A Padoue, il y avait un cinéma, devant lequel passe le tram bleu, où un chat roux et blanc accueillait les visiteurs.
Le cinéma est toujours là, mais Fulvio, le matou, s’en est allé.
Depuis 18 ans, un rituel s’était installé : avant d’entrer en salle, les spectateurs cherchaient le chat, pour le saluer, lui faire une caresse, ou lui offrir des croquettes.
Parfois, le film commençait un peu en retard : Fulvio s’était endormi sur un projecteur, il fallait gentiment le déplacer.
Hors des horaires d’ouverture, en se promenant dans le quartier, on pouvait croiser Fulvio, collier bleu au cou, dans les rues autour du Lux. Pour lui apprendre la liberté, Mario, gérant du cinéma, a suivi le chat toutes les nuits pendant un mois. A chaque voiture ou tram en approche, il le hélait, jusqu’à ce que l’animal ait appris à slalomer en sécurité.
Quand on le croisait dans la rue, si on l’appelait, il se retournait. On avait l’impression de le connaître. Qu’il nous connaissait.

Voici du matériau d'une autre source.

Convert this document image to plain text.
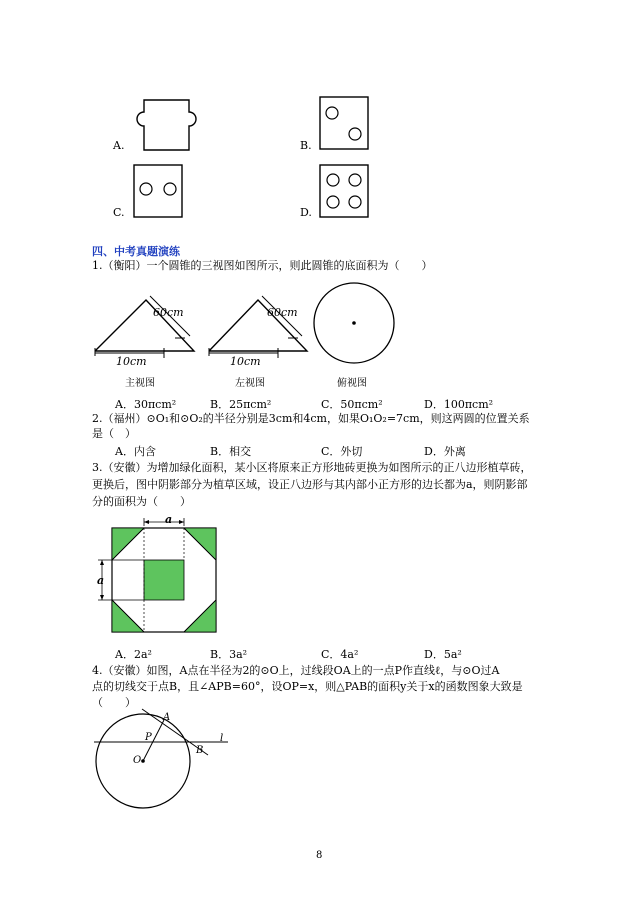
A.	B.
C.	D.
四、中考真题演练
1.（衡阳）一个圆锥的三视图如图所示，则此圆锥的底面积为（　　）
60cm	60cm
10cm	10cm
主视图	左视图	俯视图
A．30πcm²	B．25πcm²	C．50πcm²	D．100πcm²
2.（福州）⊙O₁和⊙O₂的半径分别是3cm和4cm，如果O₁O₂=7cm，则这两圆的位置关系
是（　）
A．内含	B．相交	C．外切	D．外离
3.（安徽）为增加绿化面积，某小区将原来正方形地砖更换为如图所示的正八边形植草砖，
更换后，图中阴影部分为植草区域，设正八边形与其内部小正方形的边长都为a，则阴影部
分的面积为（　　）
a
a
A．2a²	B．3a²	C．4a²	D．5a²
4.（安徽）如图，A点在半径为2的⊙O上，过线段OA上的一点P作直线ℓ，与⊙O过A
点的切线交于点B，且∠APB=60°，设OP=x，则△PAB的面积y关于x的函数图象大致是
（　　）
A
P
B
O
l
8
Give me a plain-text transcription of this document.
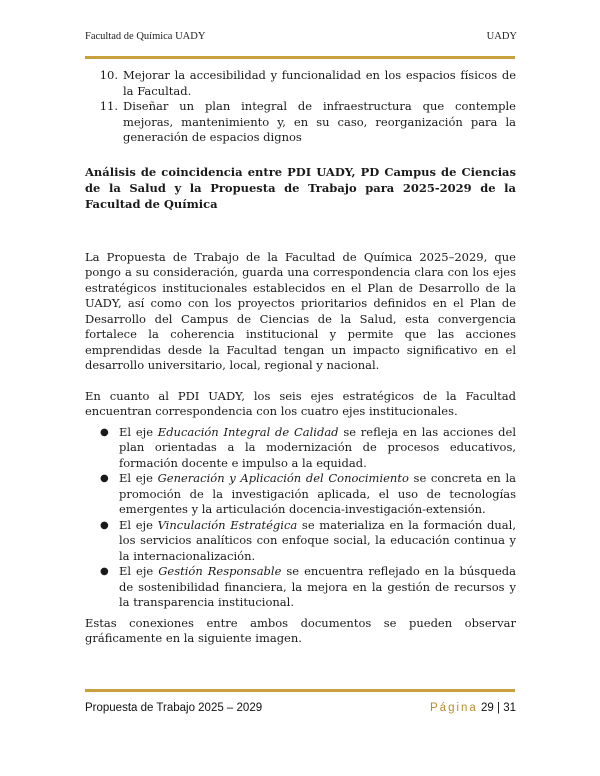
Facultad de Química UADY	UADY
10. Mejorar la accesibilidad y funcionalidad en los espacios físicos de la Facultad.
11. Diseñar un plan integral de infraestructura que contemple mejoras, mantenimiento y, en su caso, reorganización para la generación de espacios dignos
Análisis de coincidencia entre PDI UADY, PD Campus de Ciencias de la Salud y la Propuesta de Trabajo para 2025-2029 de la Facultad de Química

La Propuesta de Trabajo de la Facultad de Química 2025–2029, que pongo a su consideración, guarda una correspondencia clara con los ejes estratégicos institucionales establecidos en el Plan de Desarrollo de la UADY, así como con los proyectos prioritarios definidos en el Plan de Desarrollo del Campus de Ciencias de la Salud, esta convergencia fortalece la coherencia institucional y permite que las acciones emprendidas desde la Facultad tengan un impacto significativo en el desarrollo universitario, local, regional y nacional.

En cuanto al PDI UADY, los seis ejes estratégicos de la Facultad encuentran correspondencia con los cuatro ejes institucionales.

● El eje Educación Integral de Calidad se refleja en las acciones del plan orientadas a la modernización de procesos educativos, formación docente e impulso a la equidad.
● El eje Generación y Aplicación del Conocimiento se concreta en la promoción de la investigación aplicada, el uso de tecnologías emergentes y la articulación docencia-investigación-extensión.
● El eje Vinculación Estratégica se materializa en la formación dual, los servicios analíticos con enfoque social, la educación continua y la internacionalización.
● El eje Gestión Responsable se encuentra reflejado en la búsqueda de sostenibilidad financiera, la mejora en la gestión de recursos y la transparencia institucional.

Estas conexiones entre ambos documentos se pueden observar gráficamente en la siguiente imagen.

Propuesta de Trabajo 2025 – 2029	Página 29 | 31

Fulvio, c’était un peu un acteur, toujours présent quand les spectateurs entraient en salle. Sur le comptoir ou sur l’un des canapé, il saluait son monde. Avant de s’en aller de son pas nonchalant explorer le quartier.
Une chtar du cinéma
Sur le site du cinéma, une page entière est dédiée à Fulvio. Dans les bras de réalisateurs ou acteurs venus au cinéma Lux, le matou côtoie tout l’univers du septième art italien et international. Andrej A. Tarkovskji, Andrea Segre, Luca Tornatore, Madeleine Olnek ou Ursula Meier ont posé avec Fulvio.
Surnommé le cine-gattone, clin d’œil au cine-panettone (films de noël en italien), Fulvio était l’âme du cinéma Lux. Sur la page facebook, le Lux publie un post « sans Fulvio, c’est toute une façon d’être qui est à réinventer. (…) Sans Fulvio, le cinéma Lux redevient une salle comme les autres ? Non, il aura laissé son empreinte, pour nous rappeler que le Lux est un lieu spécial ou le cinéma n’est pas que commercial, mais un vecteur de culture et de socialité. »
En fait, Fulvio rendait le cinéma Lux spécial, et le cinéma Lux faisait de Fulvio un chat exceptionnel. Une relation de réciprocité qui enrichissait autant l’un que l’autre.
Moi, je continuerais de prendre le tram pour aller au Lux. Et d’en rentrer à pied, à travers le Prato della Valle baigné de nuit, en songeant à Fulvio et à tous les films que j’ai eu le plaisir de voir dans son cinéma.